The Year-Round Conflict
While many school leaders assert that the year-round calendar is designed to help
students, some parents are not accepting the adjustments. Parents are concerned that their families would not have enough time to take vacations without a long summer break. In fact, some parents
go so far as to keep their kids home until after Labor Day in order to protest and force the school to maintain its traditional calendar.
The year-round calendar can potentially be a scheduling nightmare for some parents. For example, parents who have multiple children in school might have one child in a year-round school and others in schools that operate on a traditional calendar. In such cases, parents can struggle to find times during the year when the whole family has time to relax, travel, or spend time together.
Opponents of year-round education also point to the difficulties created for students who want or need to work in the summer. Year-round schooling, with its shorter and more frequent breaks, can interfere with job opportunities, as well as non-school related sports and activities such as summer camps and parks and recreation activities. Students who want to attend college classes in the summer are also prevented from doing so if a year-round schedule is in place. These opportunities are diminished for teachers as well, who might otherwise use the summer break to work towards a higher degree, participate in professional development courses, or have summer jobs of their own.
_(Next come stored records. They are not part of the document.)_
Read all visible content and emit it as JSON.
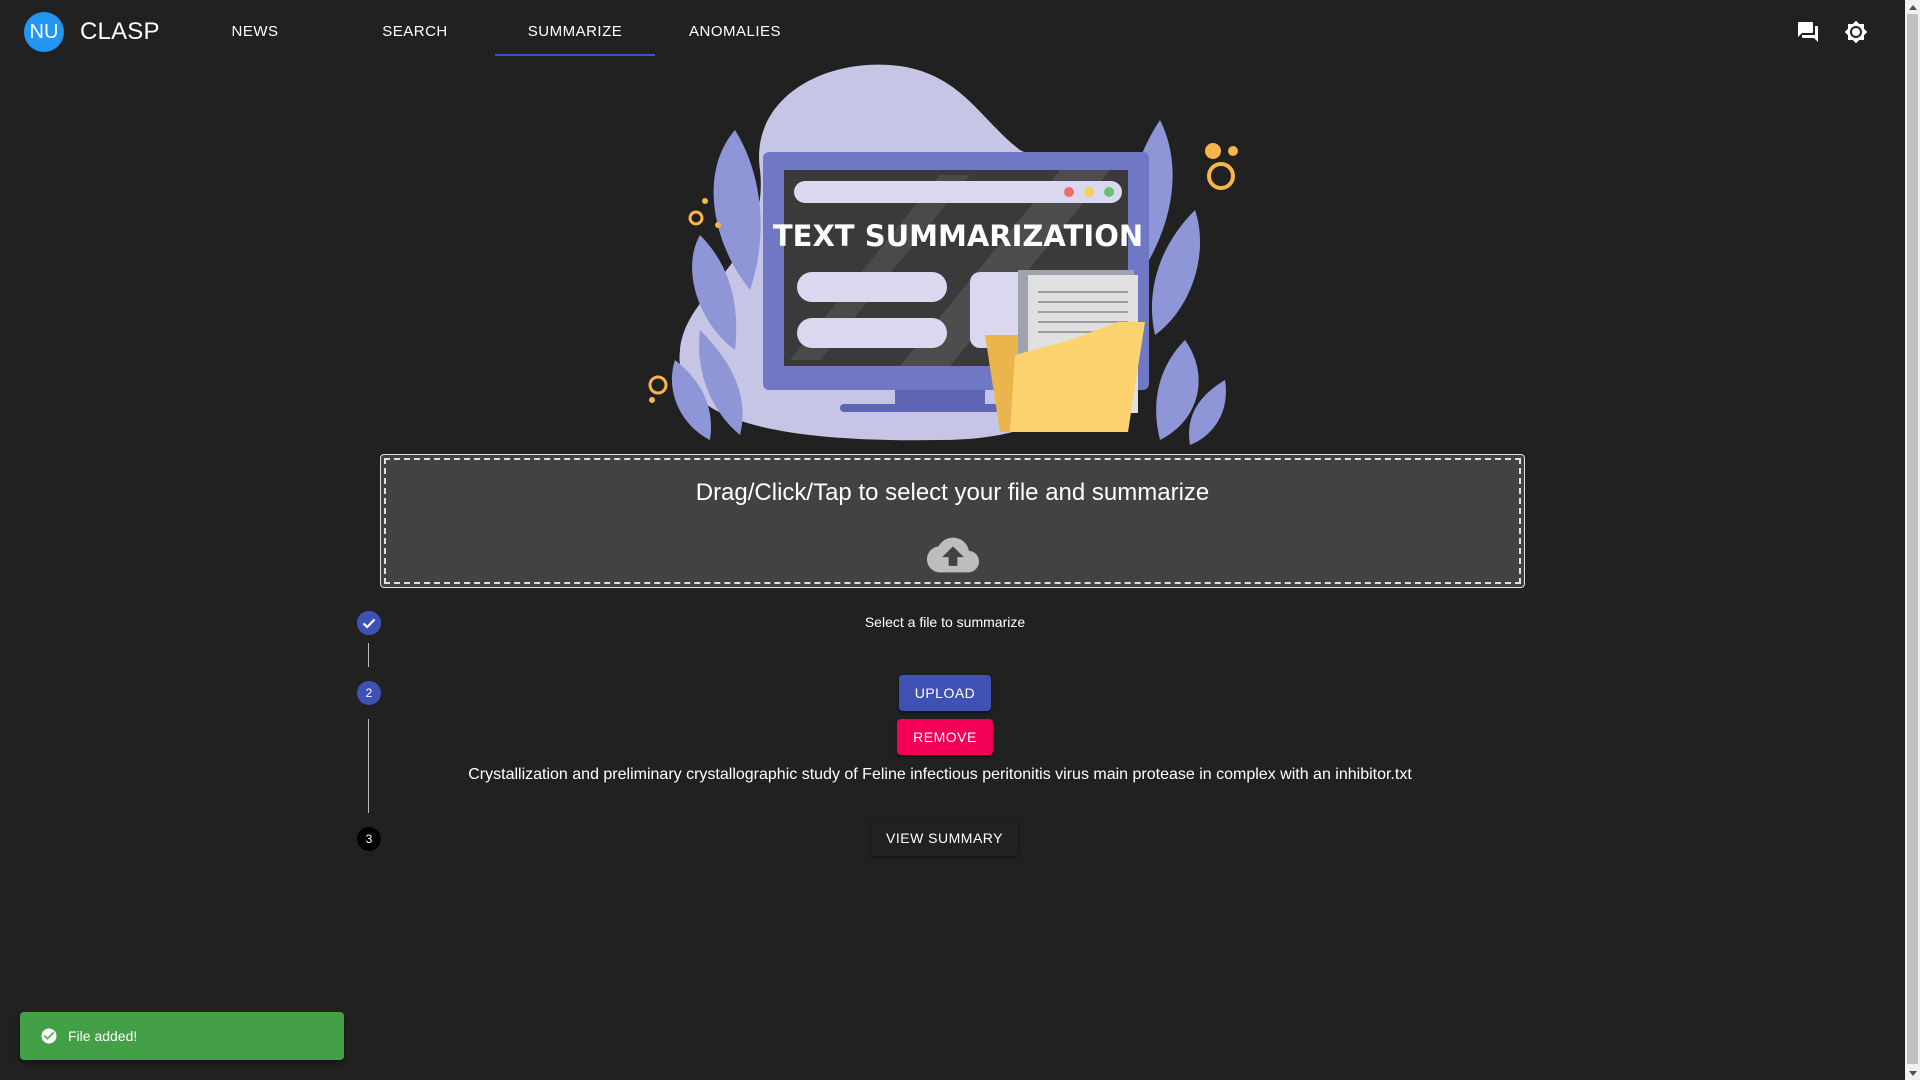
{
  "app": {
    "avatar_initials": "NU",
    "brand": "CLASP"
  },
  "nav": {
    "tabs": [
      {
        "label": "NEWS",
        "active": false
      },
      {
        "label": "SEARCH",
        "active": false
      },
      {
        "label": "SUMMARIZE",
        "active": true
      },
      {
        "label": "ANOMALIES",
        "active": false
      }
    ],
    "actions": [
      "chat-icon",
      "brightness-icon"
    ]
  },
  "hero": {
    "title": "TEXT SUMMARIZATION"
  },
  "dropzone": {
    "text": "Drag/Click/Tap to select your file and summarize",
    "icon": "cloud-upload-icon"
  },
  "stepper": {
    "steps": [
      {
        "number": "1",
        "label": "Select a file to summarize",
        "completed": true
      },
      {
        "number": "2",
        "active": true
      },
      {
        "number": "3",
        "active": false
      }
    ],
    "upload_label": "UPLOAD",
    "remove_label": "REMOVE",
    "file_name": "Crystallization and preliminary crystallographic study of Feline infectious peritonitis virus main protease in complex with an inhibitor.txt",
    "view_summary_label": "VIEW SUMMARY"
  },
  "snackbar": {
    "message": "File added!",
    "color": "#43a047"
  },
  "colors": {
    "primary": "#3f51b5",
    "secondary": "#f50057",
    "background": "#212121",
    "surface": "#424242"
  }
}
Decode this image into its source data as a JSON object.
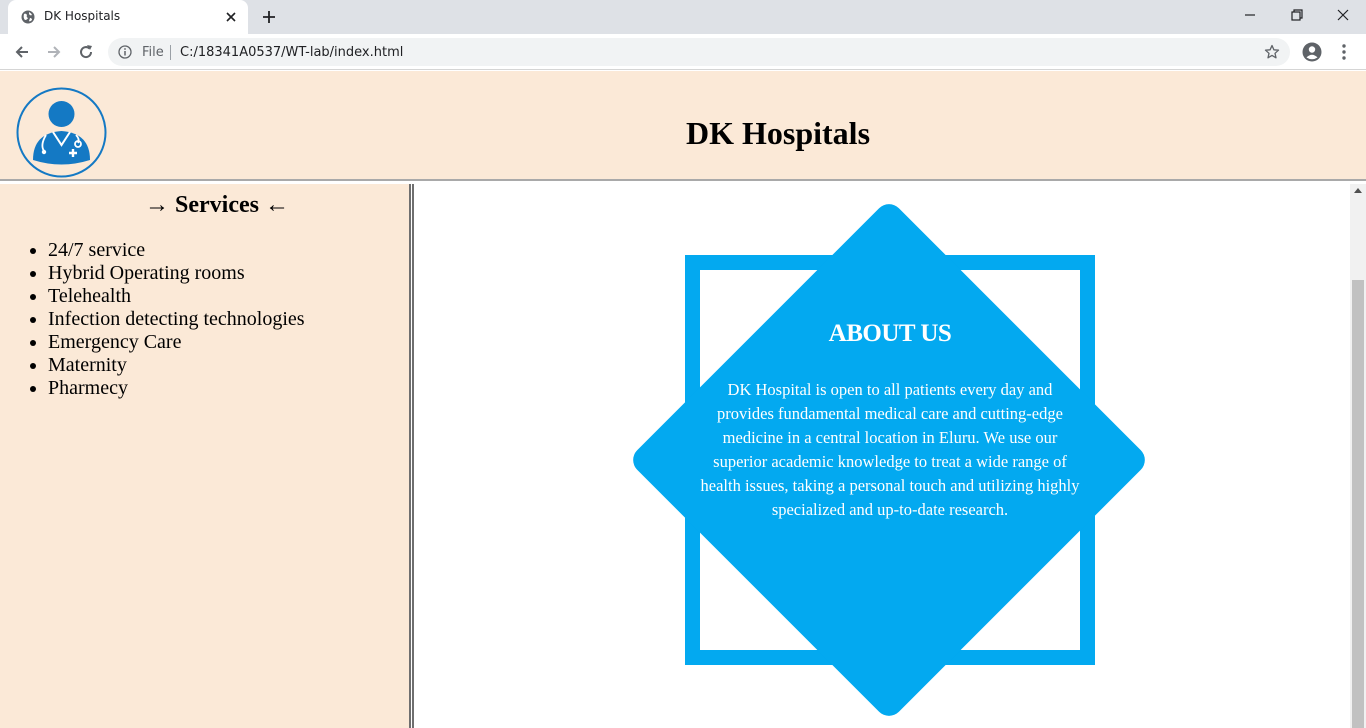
{
  "browser": {
    "tab_title": "DK Hospitals",
    "file_label": "File",
    "url": "C:/18341A0537/WT-lab/index.html",
    "icons": [
      "globe-icon",
      "close-icon",
      "plus-icon",
      "minimize-icon",
      "restore-icon",
      "window-close-icon",
      "back-icon",
      "forward-icon",
      "reload-icon",
      "info-icon",
      "star-icon",
      "profile-icon",
      "menu-icon"
    ]
  },
  "header": {
    "title": "DK Hospitals",
    "logo_icon": "doctor-icon"
  },
  "sidebar": {
    "heading": "→ Services ←",
    "items": [
      "24/7 service",
      "Hybrid Operating rooms",
      "Telehealth",
      "Infection detecting technologies",
      "Emergency Care",
      "Maternity",
      "Pharmecy"
    ]
  },
  "about": {
    "title": "ABOUT US",
    "text": "DK Hospital is open to all patients every day and provides fundamental medical care and cutting-edge medicine in a central location in Eluru. We use our superior academic knowledge to treat a wide range of health issues, taking a personal touch and utilizing highly specialized and up-to-date research."
  },
  "colors": {
    "header_bg": "#fbe9d7",
    "accent": "#03a9f0",
    "logo": "#1479c4"
  }
}
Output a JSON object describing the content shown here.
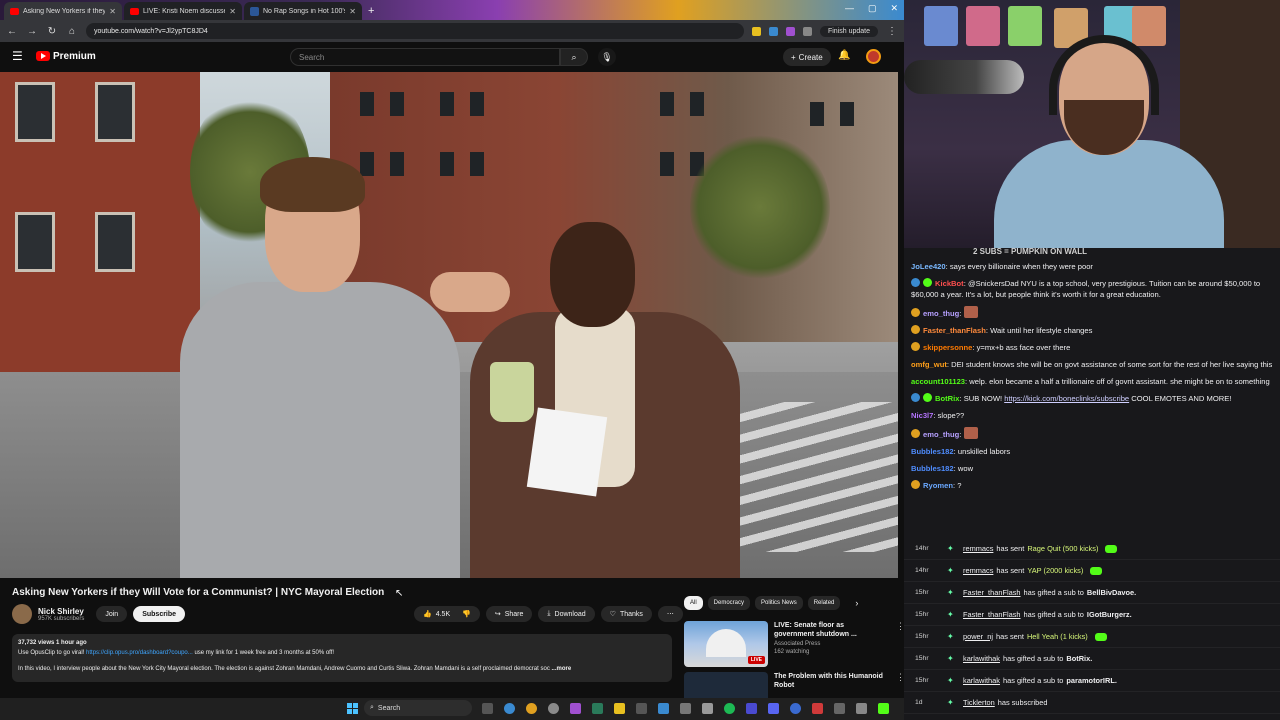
{
  "browser": {
    "tabs": [
      {
        "label": "Asking New Yorkers if they Wil",
        "kind": "youtube",
        "active": true
      },
      {
        "label": "LIVE: Kristi Noem discusses 'Op",
        "kind": "youtube",
        "active": false
      },
      {
        "label": "No Rap Songs in Hot 100's Top",
        "kind": "bing",
        "active": false
      }
    ],
    "new_tab": "+",
    "window_controls": [
      "—",
      "▢",
      "✕"
    ],
    "url": "youtube.com/watch?v=Jl2ypTC8JD4",
    "finish_update": "Finish update"
  },
  "youtube": {
    "logo": "Premium",
    "search_placeholder": "Search",
    "create_label": "Create",
    "video_title": "Asking New Yorkers if they Will Vote for a Communist? | NYC Mayoral Election",
    "channel": {
      "name": "Nick Shirley",
      "subscribers": "957K subscribers"
    },
    "join_label": "Join",
    "subscribe_label": "Subscribe",
    "actions": {
      "likes": "4.5K",
      "share": "Share",
      "download": "Download",
      "thanks": "Thanks"
    },
    "description": {
      "stats": "37,732 views  1 hour ago",
      "line1_pre": "Use OpusClip to go viral! ",
      "line1_link": "https://clip.opus.pro/dashboard?coupo...",
      "line1_post": " use my link for 1 week free and 3 months at 50% off!",
      "line2": "In this video, I interview people about the New York City Mayoral election. The election is against Zohran Mamdani, Andrew Cuomo and Curtis Sliwa. Zohran Mamdani is a self proclaimed democrat soc",
      "more": "...more"
    },
    "chips": [
      "All",
      "Democracy",
      "Politics News",
      "Related"
    ],
    "recommendations": [
      {
        "title": "LIVE: Senate floor as government shutdown ...",
        "channel": "Associated Press",
        "meta": "162 watching",
        "badge": "LIVE"
      },
      {
        "title": "The Problem with this Humanoid Robot",
        "channel": "",
        "meta": "",
        "badge": ""
      }
    ]
  },
  "chat": {
    "goal": "2 SUBS = PUMPKIN ON WALL",
    "messages": [
      {
        "user": "JoLee420",
        "color": "#7ab8ff",
        "text": "says every billionaire when they were poor",
        "badge": ""
      },
      {
        "user": "KickBot",
        "color": "#ff4f4f",
        "text": "@SnickersDad NYU is a top school, very prestigious. Tuition can be around $50,000 to $60,000 a year. It's a lot, but people think it's worth it for a great education.",
        "badge": "bot"
      },
      {
        "user": "emo_thug",
        "color": "#b6a0ff",
        "text": "",
        "badge": "sub",
        "emote": true
      },
      {
        "user": "Faster_thanFlash",
        "color": "#ff8a3c",
        "text": "Wait until her lifestyle changes",
        "badge": "sub"
      },
      {
        "user": "skippersonne",
        "color": "#ff7a00",
        "text": "y=mx+b ass face over there",
        "badge": "sub"
      },
      {
        "user": "omfg_wut",
        "color": "#ff9f1a",
        "text": "DEI student knows she will be on govt assistance of some sort for the rest of her live saying this",
        "badge": ""
      },
      {
        "user": "account101123",
        "color": "#53fc18",
        "text": "welp. elon became a half a trillionaire off of govnt assistant. she might be on to something",
        "badge": ""
      },
      {
        "user": "BotRix",
        "color": "#53fc18",
        "text": "SUB NOW! ",
        "link": "https://kick.com/boneclinks/subscribe",
        "after": " COOL EMOTES AND MORE!",
        "badge": "bot"
      },
      {
        "user": "Nic3l7",
        "color": "#b574ff",
        "text": "slope??",
        "badge": ""
      },
      {
        "user": "emo_thug",
        "color": "#b6a0ff",
        "text": "",
        "badge": "sub",
        "emote": true
      },
      {
        "user": "Bubbles182",
        "color": "#4f8dff",
        "text": "unskilled labors",
        "badge": ""
      },
      {
        "user": "Bubbles182",
        "color": "#4f8dff",
        "text": "wow",
        "badge": ""
      },
      {
        "user": "Ryomen",
        "color": "#6aa8ff",
        "text": "?",
        "badge": "sub"
      }
    ]
  },
  "events": [
    {
      "time": "14hr",
      "user": "remmacs",
      "pre": "has sent",
      "highlight": "Rage Quit (500 kicks)",
      "post": "",
      "kick": true
    },
    {
      "time": "14hr",
      "user": "remmacs",
      "pre": "has sent",
      "highlight": "YAP (2000 kicks)",
      "post": "",
      "kick": true
    },
    {
      "time": "15hr",
      "user": "Faster_thanFlash",
      "pre": "has gifted a sub to",
      "highlight": "",
      "post": "BellBivDavoe.",
      "kick": false
    },
    {
      "time": "15hr",
      "user": "Faster_thanFlash",
      "pre": "has gifted a sub to",
      "highlight": "",
      "post": "IGotBurgerz.",
      "kick": false
    },
    {
      "time": "15hr",
      "user": "power_nj",
      "pre": "has sent",
      "highlight": "Hell Yeah (1 kicks)",
      "post": "",
      "kick": true
    },
    {
      "time": "15hr",
      "user": "karlawithak",
      "pre": "has gifted a sub to",
      "highlight": "",
      "post": "BotRix.",
      "kick": false
    },
    {
      "time": "15hr",
      "user": "karlawithak",
      "pre": "has gifted a sub to",
      "highlight": "",
      "post": "paramotorIRL.",
      "kick": false
    },
    {
      "time": "1d",
      "user": "Ticklerton",
      "pre": "has subscribed",
      "highlight": "",
      "post": "",
      "kick": false
    }
  ],
  "taskbar": {
    "search_placeholder": "Search"
  }
}
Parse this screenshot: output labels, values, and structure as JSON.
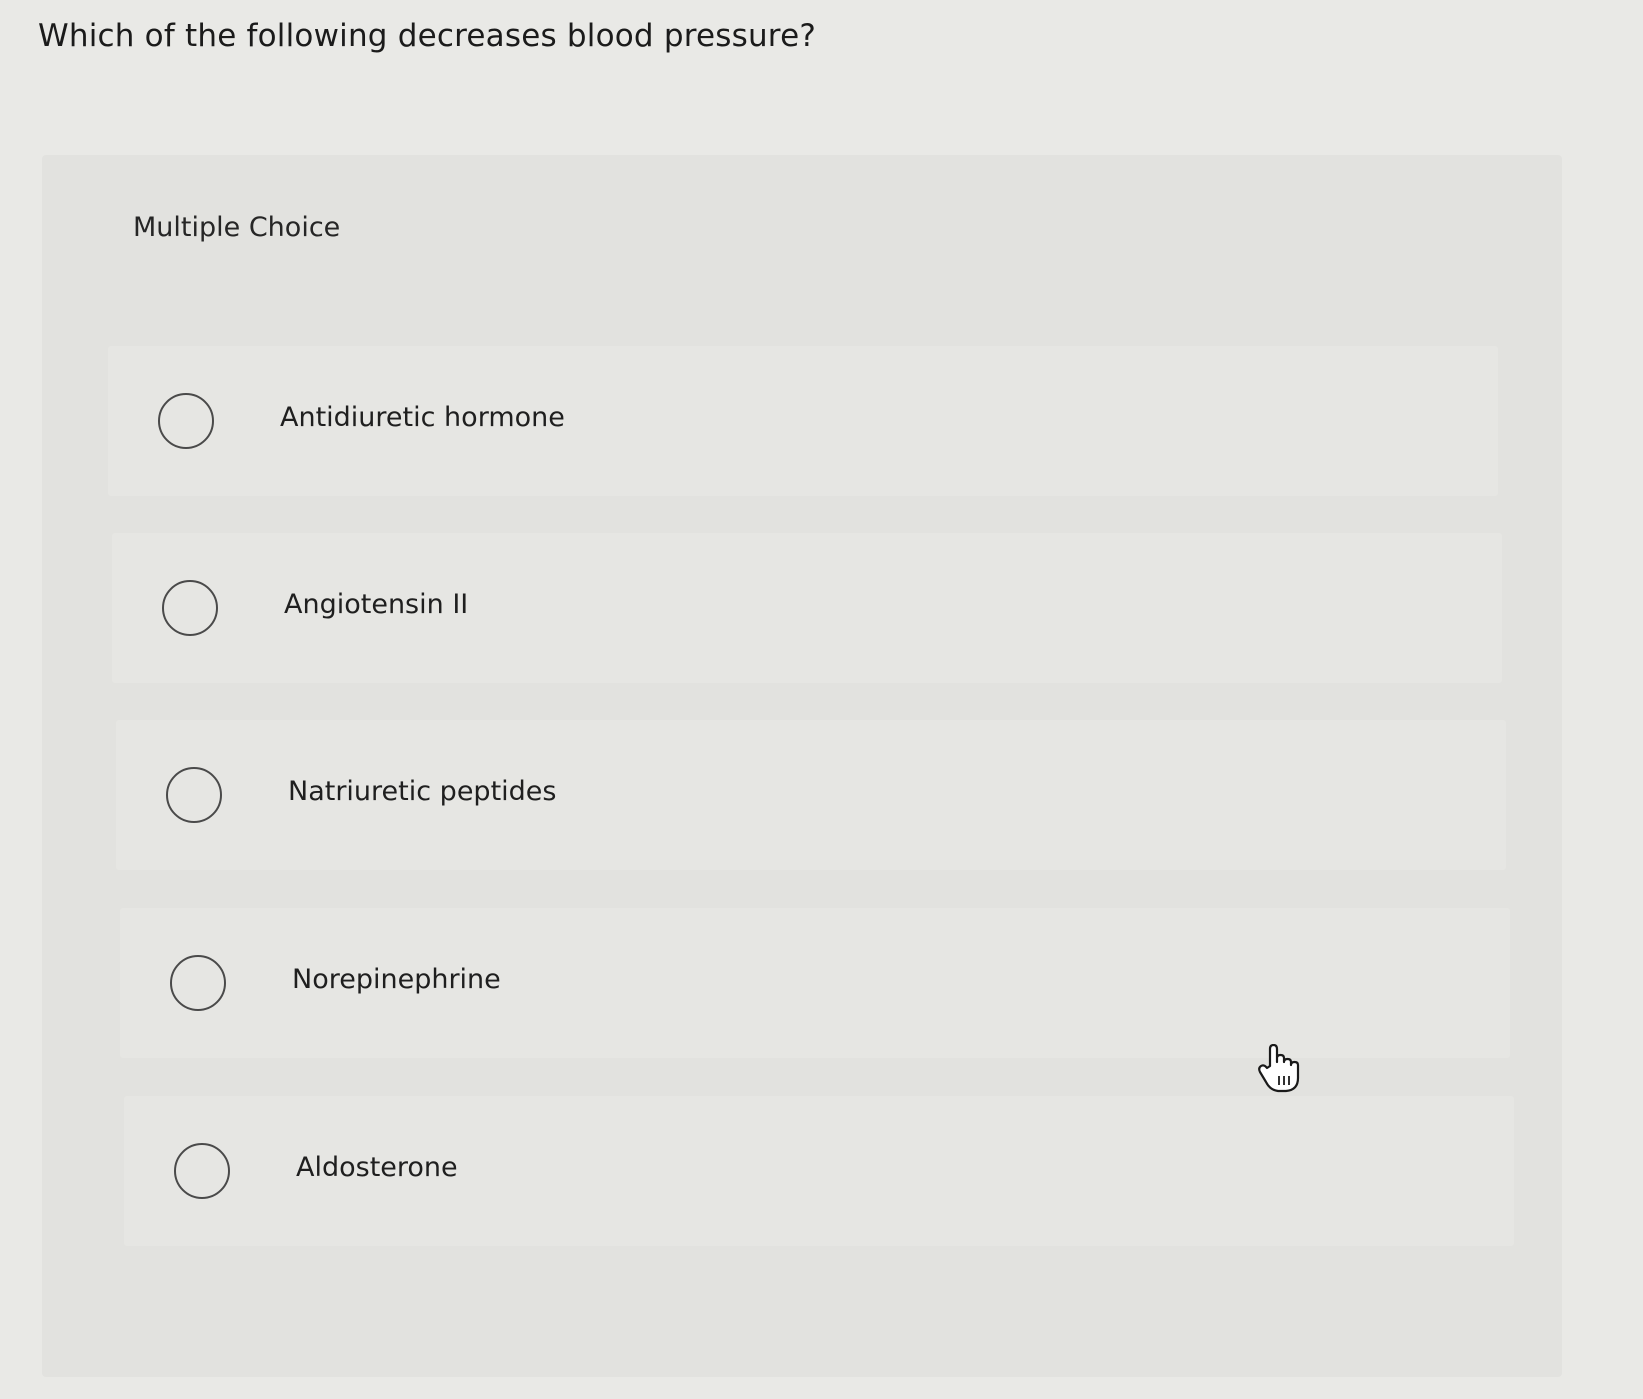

The Year-Round Opportunities
While the debate rages on, the test results demonstrate that year-round schools do present some academic benefits. Helping students stay motivated, the year-round schedules also present opportunities for students to attend academic camps and club programs
that might otherwise not be available in the summer. Many educators and parents do not feel that kids need a full two months away from school, so while the year-round schedule certainly requires an adjustment, the changes can bring in more consistent rest periods, expanded learning opportunities, and a more refreshing approach to education and learning for students, parents and teachers alike.